Low circulating prolactin is a potential marker of metabolic risk during pregnancy. We aimed to investigate associations between prolactin and glucose status in pregnant women with and without gestational diabetes mellitus (GDM) or polycystic ovary syndrome (PCOS).


Prospective observational cohort study. From the Odense Child Cohort, 1497 pregnant women were included.


Blood samples were assessed during first, second (prolactin, hemoglobin A1c (HbA1c)) and third trimester (fasting prolactin, testosterone, HbA1c, insulin, glucose).
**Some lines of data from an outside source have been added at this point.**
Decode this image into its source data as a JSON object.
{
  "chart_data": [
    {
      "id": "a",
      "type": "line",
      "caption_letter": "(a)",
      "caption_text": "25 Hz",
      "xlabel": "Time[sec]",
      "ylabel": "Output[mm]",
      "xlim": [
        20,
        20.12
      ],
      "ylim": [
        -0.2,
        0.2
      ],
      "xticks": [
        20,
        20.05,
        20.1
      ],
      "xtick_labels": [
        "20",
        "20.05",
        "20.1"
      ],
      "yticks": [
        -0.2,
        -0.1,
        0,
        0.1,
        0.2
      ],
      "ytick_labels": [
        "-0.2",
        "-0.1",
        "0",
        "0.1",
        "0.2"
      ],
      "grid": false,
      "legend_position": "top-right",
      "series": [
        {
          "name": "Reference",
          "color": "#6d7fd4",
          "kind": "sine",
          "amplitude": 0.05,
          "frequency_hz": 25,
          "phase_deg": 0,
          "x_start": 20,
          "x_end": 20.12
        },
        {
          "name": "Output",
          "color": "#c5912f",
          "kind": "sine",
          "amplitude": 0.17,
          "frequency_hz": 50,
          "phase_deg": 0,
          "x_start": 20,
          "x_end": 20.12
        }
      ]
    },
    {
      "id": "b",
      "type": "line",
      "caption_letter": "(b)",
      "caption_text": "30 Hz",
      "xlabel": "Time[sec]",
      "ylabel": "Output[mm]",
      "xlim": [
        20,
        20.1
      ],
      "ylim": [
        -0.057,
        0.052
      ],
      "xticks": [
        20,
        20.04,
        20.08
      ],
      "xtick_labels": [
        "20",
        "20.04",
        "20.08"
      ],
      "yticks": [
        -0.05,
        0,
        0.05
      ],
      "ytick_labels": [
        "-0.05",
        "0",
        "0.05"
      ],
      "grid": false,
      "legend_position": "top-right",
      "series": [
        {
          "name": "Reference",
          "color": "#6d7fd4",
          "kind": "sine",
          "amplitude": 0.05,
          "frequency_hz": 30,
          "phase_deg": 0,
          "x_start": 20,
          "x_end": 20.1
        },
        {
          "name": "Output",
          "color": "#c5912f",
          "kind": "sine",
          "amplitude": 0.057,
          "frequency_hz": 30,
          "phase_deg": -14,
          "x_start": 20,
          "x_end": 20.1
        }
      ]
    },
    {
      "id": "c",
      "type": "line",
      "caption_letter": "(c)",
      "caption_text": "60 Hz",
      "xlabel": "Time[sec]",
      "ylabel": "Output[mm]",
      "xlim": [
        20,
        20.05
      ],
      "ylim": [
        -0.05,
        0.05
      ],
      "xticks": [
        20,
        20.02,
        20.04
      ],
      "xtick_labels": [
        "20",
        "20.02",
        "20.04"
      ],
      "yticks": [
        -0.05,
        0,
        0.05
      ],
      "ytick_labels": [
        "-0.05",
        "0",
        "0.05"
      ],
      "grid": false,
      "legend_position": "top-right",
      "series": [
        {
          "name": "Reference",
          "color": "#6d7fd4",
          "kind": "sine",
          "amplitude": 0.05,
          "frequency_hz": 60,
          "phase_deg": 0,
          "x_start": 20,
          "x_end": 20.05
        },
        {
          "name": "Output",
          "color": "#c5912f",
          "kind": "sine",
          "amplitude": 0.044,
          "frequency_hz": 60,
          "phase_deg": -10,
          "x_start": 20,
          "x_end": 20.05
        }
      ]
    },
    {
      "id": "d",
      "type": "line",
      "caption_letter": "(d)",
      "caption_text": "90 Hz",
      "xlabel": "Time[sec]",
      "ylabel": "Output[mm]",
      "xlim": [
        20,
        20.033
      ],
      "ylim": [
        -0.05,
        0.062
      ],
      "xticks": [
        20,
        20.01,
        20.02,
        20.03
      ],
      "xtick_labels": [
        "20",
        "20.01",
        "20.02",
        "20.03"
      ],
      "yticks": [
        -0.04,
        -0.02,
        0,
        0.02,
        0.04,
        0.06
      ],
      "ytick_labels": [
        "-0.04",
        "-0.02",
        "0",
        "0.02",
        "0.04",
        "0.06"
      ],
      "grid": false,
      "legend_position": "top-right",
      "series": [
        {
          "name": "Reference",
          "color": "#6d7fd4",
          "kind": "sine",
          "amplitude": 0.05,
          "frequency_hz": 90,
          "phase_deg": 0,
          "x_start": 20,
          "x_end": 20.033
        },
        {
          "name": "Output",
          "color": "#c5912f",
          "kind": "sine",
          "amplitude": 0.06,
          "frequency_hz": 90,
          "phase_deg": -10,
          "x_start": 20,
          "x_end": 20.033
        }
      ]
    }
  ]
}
Oral glucose tolerance test (OGTT) was performed around gestation week 28 in 350 women with risk factors for GDM and in 272 randomly included women. GDM was defined by 2-h plasma glucose ≥9.0 mmol/L.


The median (IQR) prolactin increased from 633 (451–829) mIU/L in first–second trimester to 5223 (4151–6127) mIU/L at third trimester. Prolactin was inversely associated with HbA1c in first (r = −0.19, P < 0.001) and third trimester (r = −0.07, P = 0.014). In third trimester, women with GDM (n = 37; 6.0%) had lower prolactin compared to women without GDM (4269 vs 5072 mIU/L, P = 0.004). Third trimester prolactin multiple of the median (MoM) was inversely associated with risk of GDM in multivariate regression analysis (OR 0.30, P = 0.034). PCOS was diagnosed in 10.0% (n = 146). Early pregnancy prolactin MoM was positively associated to PCOS diagnosis (OR 1.38, P = 0.051).


Low prolactin levels during pregnancy were associated with higher HbA1c and risk of GDM. A diagnosis of PCOS was associated with higher early pregnancy prolactin levels.